Brought up in Paris and Pontoise by parents who owned a butchers shop, Loiseau served an apprenticeship with a decorator who was a friend of the family. In 1887, when an inheritance from his grandmother allowed him to concentrate on painting, he enrolled at the École des arts décoratifs where he studied life drawing. However, a year later he left the school after an argument with his teacher.
While working as a decorator, Loiseau redecorated the apartment of the landscape painter Fernand Quignon (1854-1941). After he left the École des arts décoratifs, Quignon tutored him in painting. In 1890, he went to Pont-Aven in Brittany for the first time, fraternizing with the artists there, especially Paul Gauguin and Émile Bernard. After experimenting with Pointillism, he adopted his own approach to Post-Impressionism, painting landscapes directly from nature. His technique, known as en treillis or cross-hatching, gave his works a special quality.
Loiseau first exhibited at the Salon des Indépendants in 1893 and at the Salon de la Société Nationale in 1895. He also exhibited at Impressionist exhibitions in 1890 and 1896.
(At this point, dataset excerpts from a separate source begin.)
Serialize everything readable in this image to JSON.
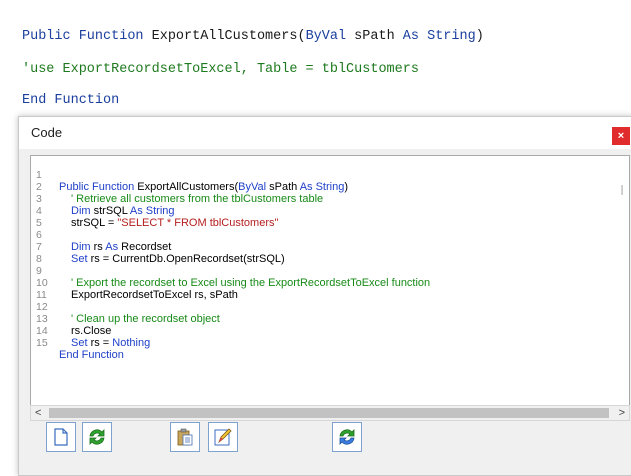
{
  "background_code": {
    "line1": {
      "kw1": "Public Function",
      "name": " ExportAllCustomers(",
      "kw2": "ByVal",
      "mid": " sPath ",
      "kw3": "As String",
      "end": ")"
    },
    "line2": "'use ExportRecordsetToExcel, Table = tblCustomers",
    "line3": "End Function"
  },
  "dialog": {
    "title": "Code",
    "close_label": "×"
  },
  "editor": {
    "line_numbers": [
      "1",
      "2",
      "3",
      "4",
      "5",
      "6",
      "7",
      "8",
      "9",
      "10",
      "11",
      "12",
      "13",
      "14",
      "15"
    ],
    "lines": {
      "l1": {
        "a": "Public Function",
        "b": " ExportAllCustomers(",
        "c": "ByVal",
        "d": " sPath ",
        "e": "As String",
        "f": ")"
      },
      "l2": "' Retrieve all customers from the tblCustomers table",
      "l3": {
        "a": "Dim",
        "b": " strSQL ",
        "c": "As String"
      },
      "l4": {
        "a": "strSQL = ",
        "b": "\"SELECT * FROM tblCustomers\""
      },
      "l6": {
        "a": "Dim",
        "b": " rs ",
        "c": "As",
        "d": " Recordset"
      },
      "l7": {
        "a": "Set",
        "b": " rs = CurrentDb.OpenRecordset(strSQL)"
      },
      "l9": "' Export the recordset to Excel using the ExportRecordsetToExcel function",
      "l10": "ExportRecordsetToExcel rs, sPath",
      "l12": "' Clean up the recordset object",
      "l13": "rs.Close",
      "l14": {
        "a": "Set",
        "b": " rs = ",
        "c": "Nothing"
      },
      "l15": "End Function"
    }
  },
  "scrollbar": {
    "left_arrow": "<",
    "right_arrow": ">"
  },
  "colors": {
    "keyword": "#1e3fc8",
    "comment": "#178a17",
    "string": "#b41e1e",
    "close_button": "#e02c2c"
  },
  "toolbar": {
    "buttons": [
      "new-document-icon",
      "refresh-icon",
      "paste-icon",
      "edit-icon",
      "refresh-icon"
    ]
  }
}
Loiseau's paintings, revealing his passion for the seasons from the beginning of spring to the harvests later in the autumn, often depict the same orchard or garden scene as time goes by. Series of this kind, which also include cliffs, harbours or churches, are reminiscent of Claude Monet. Although Loiseau did not complete many portraits, he often painted people at work: dockers together with their boats, villagers leaving a Sunday service in Brittany or arriving at the market in Pont-Aven, or even carriages in Paris driving across the Place de la Bastille and the Étoile. He is also remembered for his paintings of Paris streets such as the Rue de Clignancourt or the Avenue de Fiedland. From the 1920s, he painted many still-lifes.
Loiseau died 10 October 1935 in Paris.